Allgemeines über das Impfen
Die
Impfung hat eine über 150jährige Geschichte. Mitte des 19.
Jahrhunderts hat der englische Arzt Jenner beobachtet, daß
Menschen, die sich einmal mit den harmlosen Kuhpocken angesteckt
haben, nicht an den Menschenpocken erkranken.
Aufgrund dieser Beobachtung wurden die ersten Impfaktionen gegen
die Pocken gestartet. Die Impfung nannte man - in Anlehnung an
den Ursprungsgeber der Seren "Vaccination oder Vakzination"
(Vacca = lat. die Kuh).
Schon damals (also vor 150 Jahren!) warnten erfahrene Ärzte vor
den schädlichen Wirkungen der Pockenimpfung.
Im
Laufe der Jahre kamen immer mehr Impfmöglichkeiten dazu.

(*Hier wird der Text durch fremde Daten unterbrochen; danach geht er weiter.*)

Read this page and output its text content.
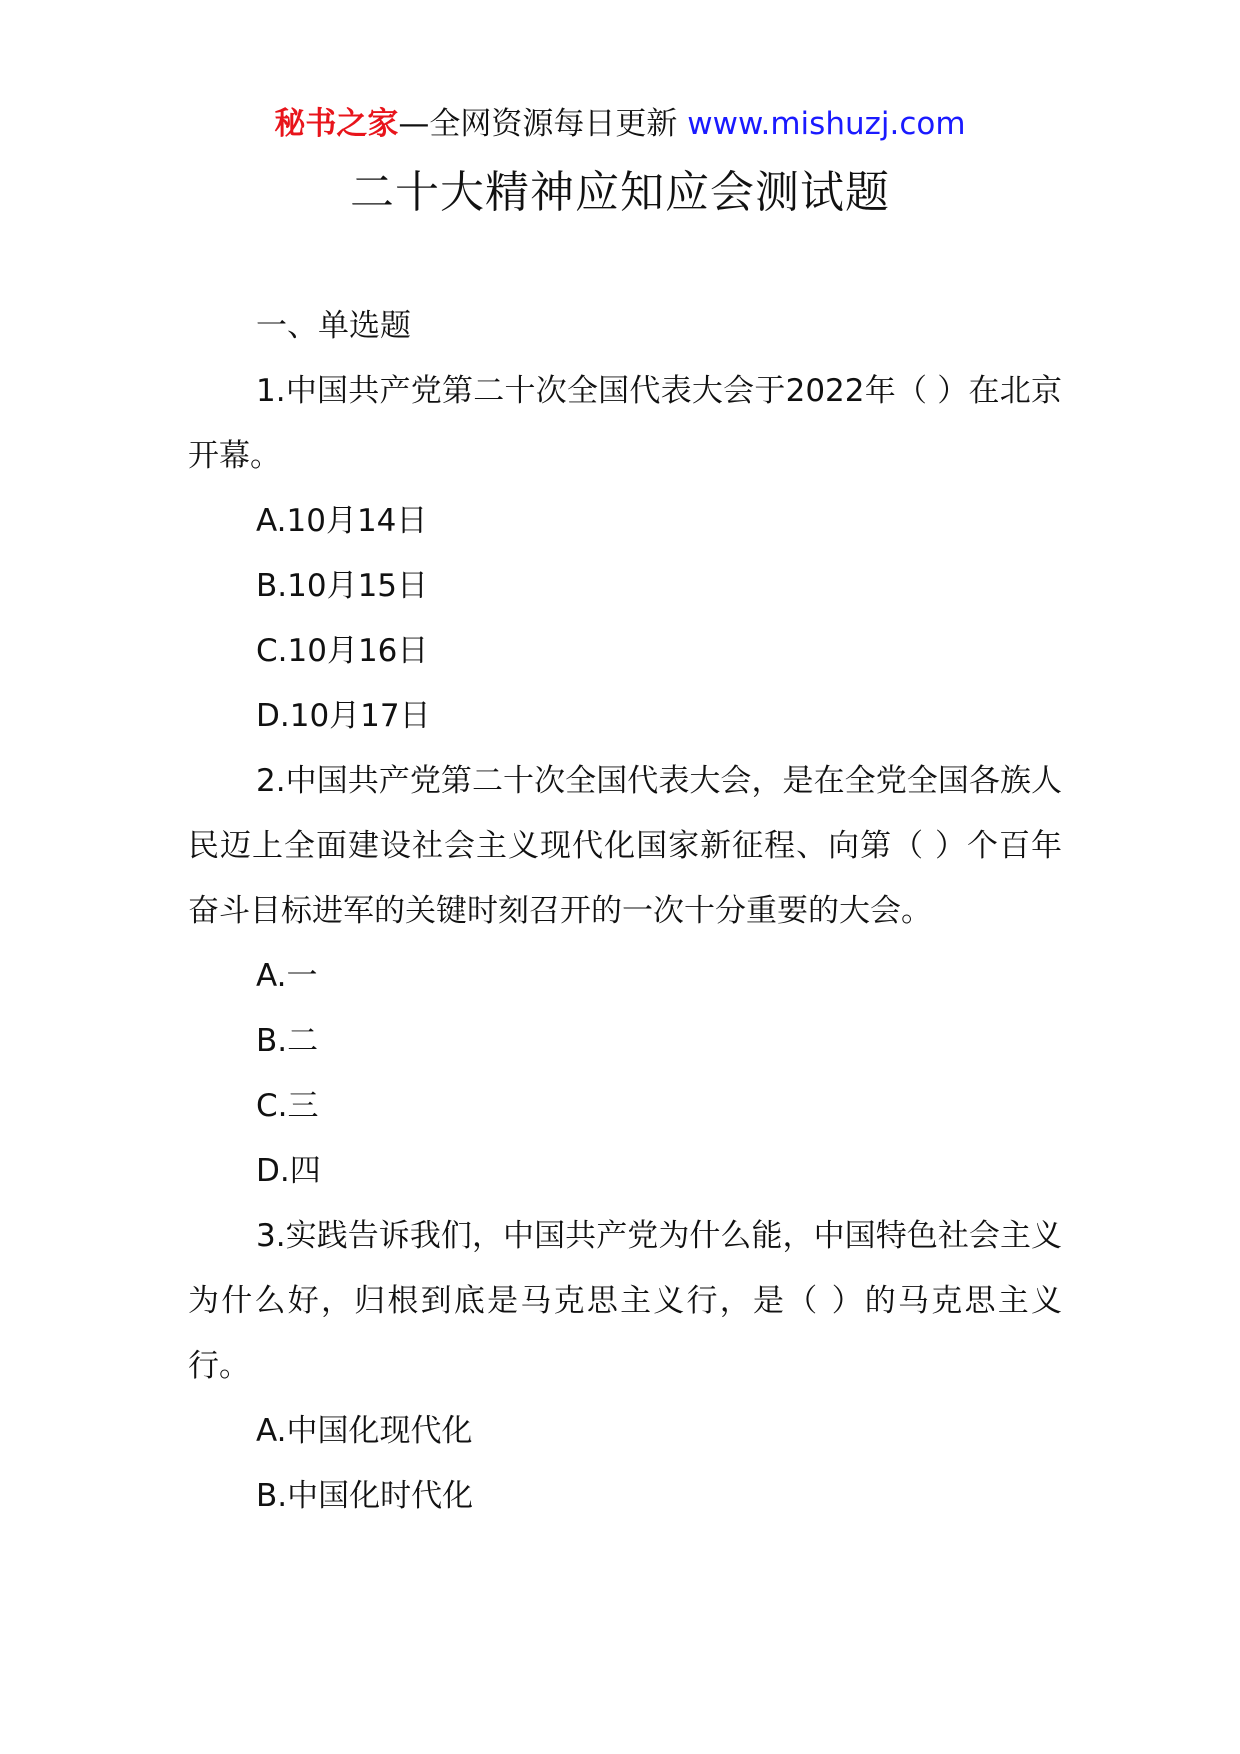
秘书之家—全网资源每日更新 www.mishuzj.com
二十大精神应知应会测试题

一、单选题

1.中国共产党第二十次全国代表大会于2022年（ ）在北京开幕。

A.10月14日

B.10月15日

C.10月16日

D.10月17日

2.中国共产党第二十次全国代表大会，是在全党全国各族人民迈上全面建设社会主义现代化国家新征程、向第（ ）个百年奋斗目标进军的关键时刻召开的一次十分重要的大会。

A.一

B.二

C.三

D.四

3.实践告诉我们，中国共产党为什么能，中国特色社会主义为什么好，归根到底是马克思主义行，是（ ）的马克思主义行。

A.中国化现代化

B.中国化时代化
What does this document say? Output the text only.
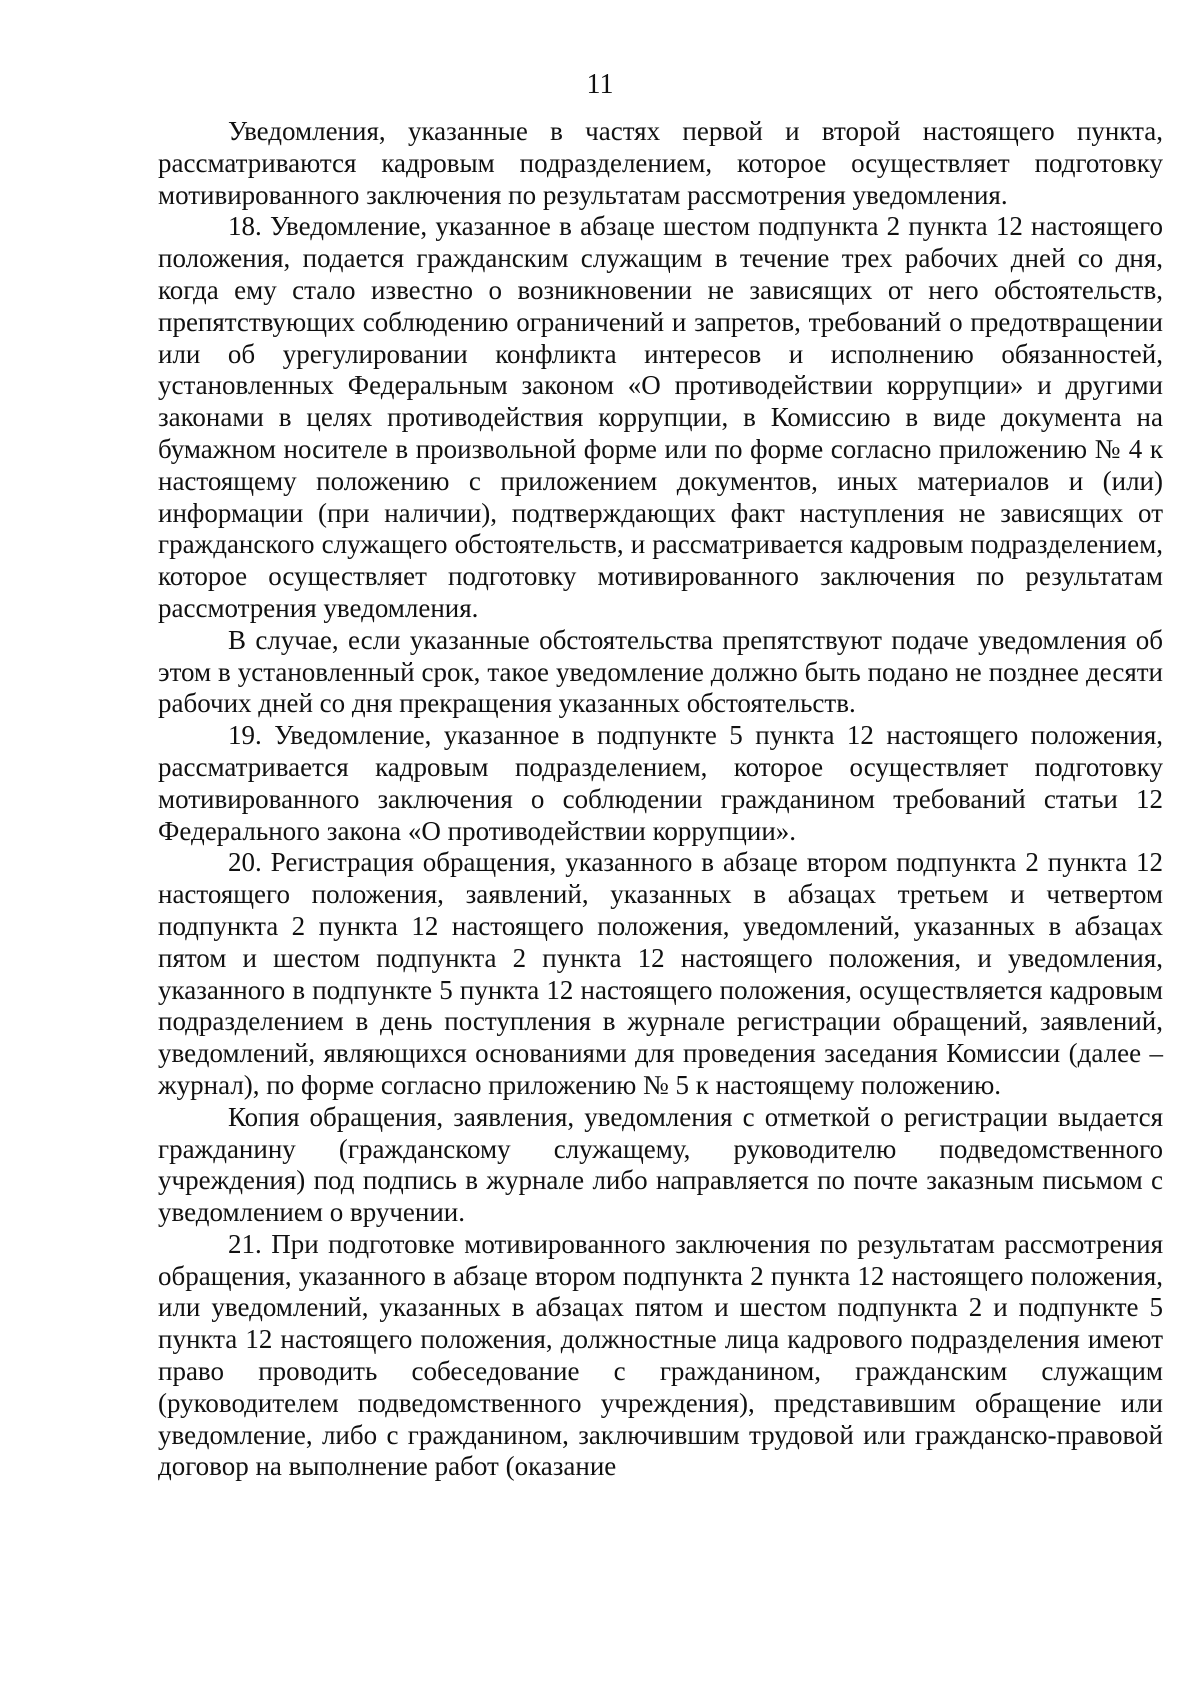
11

Уведомления, указанные в частях первой и второй настоящего пункта, рассматриваются кадровым подразделением, которое осуществляет подготовку мотивированного заключения по результатам рассмотрения уведомления.

18. Уведомление, указанное в абзаце шестом подпункта 2 пункта 12 настоящего положения, подается гражданским служащим в течение трех рабочих дней со дня, когда ему стало известно о возникновении не зависящих от него обстоятельств, препятствующих соблюдению ограничений и запретов, требований о предотвращении или об урегулировании конфликта интересов и исполнению обязанностей, установленных Федеральным законом «О противодействии коррупции» и другими законами в целях противодействия коррупции, в Комиссию в виде документа на бумажном носителе в произвольной форме или по форме согласно приложению № 4 к настоящему положению с приложением документов, иных материалов и (или) информации (при наличии), подтверждающих факт наступления не зависящих от гражданского служащего обстоятельств, и рассматривается кадровым подразделением, которое осуществляет подготовку мотивированного заключения по результатам рассмотрения уведомления.

В случае, если указанные обстоятельства препятствуют подаче уведомления об этом в установленный срок, такое уведомление должно быть подано не позднее десяти рабочих дней со дня прекращения указанных обстоятельств.

19. Уведомление, указанное в подпункте 5 пункта 12 настоящего положения, рассматривается кадровым подразделением, которое осуществляет подготовку мотивированного заключения о соблюдении гражданином требований статьи 12 Федерального закона «О противодействии коррупции».

20. Регистрация обращения, указанного в абзаце втором подпункта 2 пункта 12 настоящего положения, заявлений, указанных в абзацах третьем и четвертом подпункта 2 пункта 12 настоящего положения, уведомлений, указанных в абзацах пятом и шестом подпункта 2 пункта 12 настоящего положения, и уведомления, указанного в подпункте 5 пункта 12 настоящего положения, осуществляется кадровым подразделением в день поступления в журнале регистрации обращений, заявлений, уведомлений, являющихся основаниями для проведения заседания Комиссии (далее – журнал), по форме согласно приложению № 5 к настоящему положению.

Копия обращения, заявления, уведомления с отметкой о регистрации выдается гражданину (гражданскому служащему, руководителю подведомственного учреждения) под подпись в журнале либо направляется по почте заказным письмом с уведомлением о вручении.

21. При подготовке мотивированного заключения по результатам рассмотрения обращения, указанного в абзаце втором подпункта 2 пункта 12 настоящего положения, или уведомлений, указанных в абзацах пятом и шестом подпункта 2 и подпункте 5 пункта 12 настоящего положения, должностные лица кадрового подразделения имеют право проводить собеседование с гражданином, гражданским служащим (руководителем подведомственного учреждения), представившим обращение или уведомление, либо с гражданином, заключившим трудовой или гражданско-правовой договор на выполнение работ (оказание
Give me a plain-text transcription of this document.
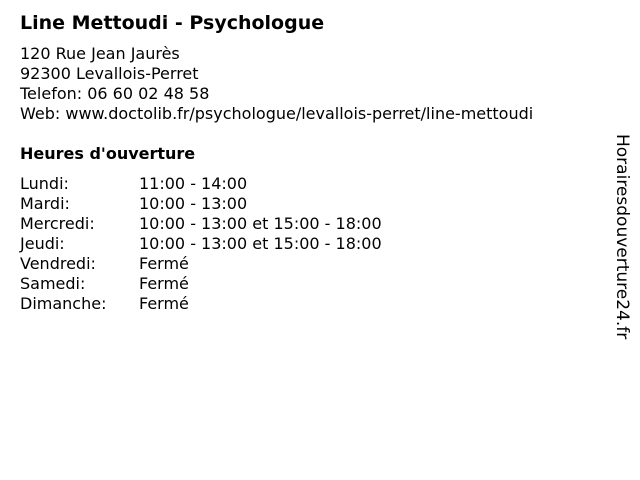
Line Mettoudi - Psychologue
120 Rue Jean Jaurès
92300 Levallois-Perret
Telefon: 06 60 02 48 58
Web: www.doctolib.fr/psychologue/levallois-perret/line-mettoudi
Heures d'ouverture
Lundi:	11:00 - 14:00
Mardi:	10:00 - 13:00
Mercredi:	10:00 - 13:00 et 15:00 - 18:00
Jeudi:	10:00 - 13:00 et 15:00 - 18:00
Vendredi:	Fermé
Samedi:	Fermé
Dimanche:	Fermé	Horairesdouverture24.fr
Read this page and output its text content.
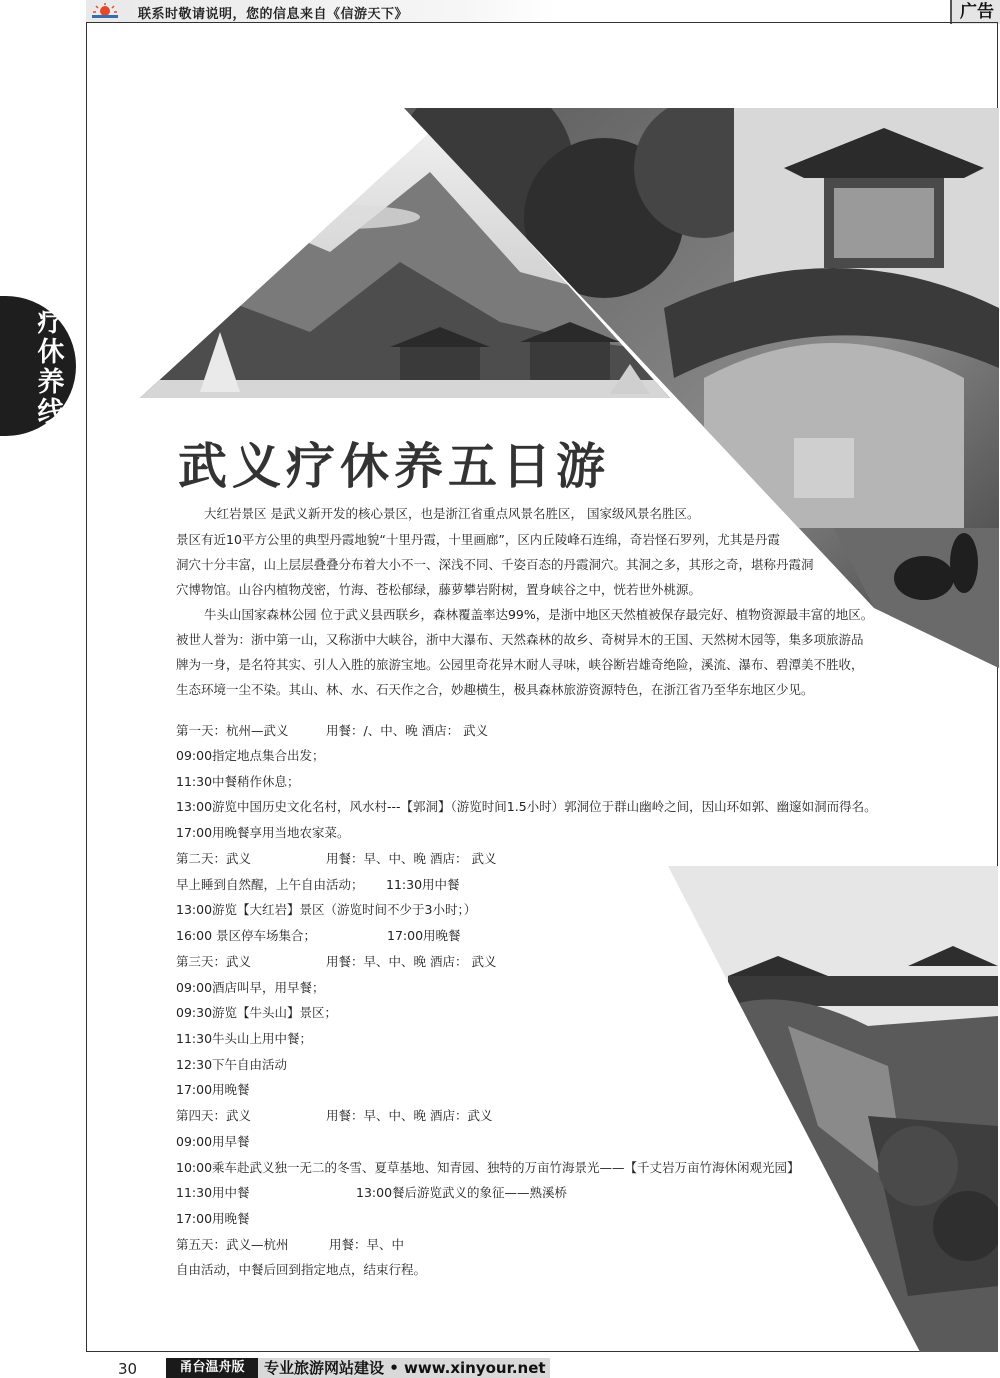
联系时敬请说明，您的信息来自《信游天下》	广告
疗休养线
武义疗休养五日游
大红岩景区 是武义新开发的核心景区，也是浙江省重点风景名胜区， 国家级风景名胜区。
景区有近10平方公里的典型丹霞地貌“十里丹霞，十里画廊”，区内丘陵峰石连绵，奇岩怪石罗列，尤其是丹霞
洞穴十分丰富，山上层层叠叠分布着大小不一、深浅不同、千姿百态的丹霞洞穴。其洞之多，其形之奇，堪称丹霞洞
穴博物馆。山谷内植物茂密，竹海、苍松郁绿，藤萝攀岩附树，置身峡谷之中，恍若世外桃源。
牛头山国家森林公园 位于武义县西联乡，森林覆盖率达99%，是浙中地区天然植被保存最完好、植物资源最丰富的地区。
被世人誉为：浙中第一山，又称浙中大峡谷，浙中大瀑布、天然森林的故乡、奇树异木的王国、天然树木园等，集多项旅游品
牌为一身，是名符其实、引人入胜的旅游宝地。公园里奇花异木耐人寻味，峡谷断岩雄奇绝险，溪流、瀑布、碧潭美不胜收，
生态环境一尘不染。其山、林、水、石天作之合，妙趣横生，极具森林旅游资源特色，在浙江省乃至华东地区少见。
第一天：杭州—武义	用餐：/、中、晚 酒店： 武义
09:00指定地点集合出发；
11:30中餐稍作休息；
13:00游览中国历史文化名村，风水村---【郭洞】（游览时间1.5小时）郭洞位于群山幽岭之间，因山环如郭、幽邃如洞而得名。
17:00用晚餐享用当地农家菜。
第二天：武义	用餐：早、中、晚 酒店： 武义
早上睡到自然醒，上午自由活动； 11:30用中餐
13:00游览【大红岩】景区（游览时间不少于3小时；）
16:00 景区停车场集合；	17:00用晚餐
第三天：武义	用餐：早、中、晚 酒店： 武义
09:00酒店叫早，用早餐；
09:30游览【牛头山】景区；
11:30牛头山上用中餐；
12:30下午自由活动
17:00用晚餐
第四天：武义	用餐：早、中、晚 酒店：武义
09:00用早餐
10:00乘车赴武义独一无二的冬雪、夏草基地、知青园、独特的万亩竹海景光——【千丈岩万亩竹海休闲观光园】
11:30用中餐	13:00餐后游览武义的象征——熟溪桥
17:00用晚餐
第五天：武义—杭州	用餐：早、中
自由活动，中餐后回到指定地点，结束行程。
30	甬台温舟版	专业旅游网站建设 • www.xinyour.net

Zusatzstoffe zu den Impfstoffen
Das
Impfserum enthält nicht nur ausschließlich den gewünschten
Stoff, sondern je nach Impfserum Quecksilber, Thiomersal,
tierische Eiweißstoffe, Antibiotika (Neomyconsulfat,
Chlortetracyclin, Gentamycin u.a.), Aluminiumhydroxid,
Formaldehyd, Plygelin etc. Diese Stoffe können zu allergischen
Reaktionen führen.
Wissenschaft und Impfen
Über
den Sinn oder Unsinn von Wissenschaft soll hier nur kurz
gesprochen werden. Es ist längst bekannt, dass die Art der
wissenschaftlichen Fragestellung auch später das Ergebnis der
Forschung in eine bestimmte Richtung beeinflusst.
So
zeigten Studien über die nach einer Impfung aufgetretenen
Hirnhautentzündung (postvakzinale Meningitis) so
unterschiedliche Ergebnisse, dass im Editorial eines
medizinischen Magazins (J.M.e.d. microbiologica) folgendes
geschrieben wurde:
"die
Rate der postvakzinalen Meningitis variiert von Studie zu Studie
und ist möglicherweise abhängig von der Intensität, mit der
versucht wird, solche Fälle zu finden". Wenn man noch weiß, dass
die Redakteure mit der Verbrämung "...möglicherweise...."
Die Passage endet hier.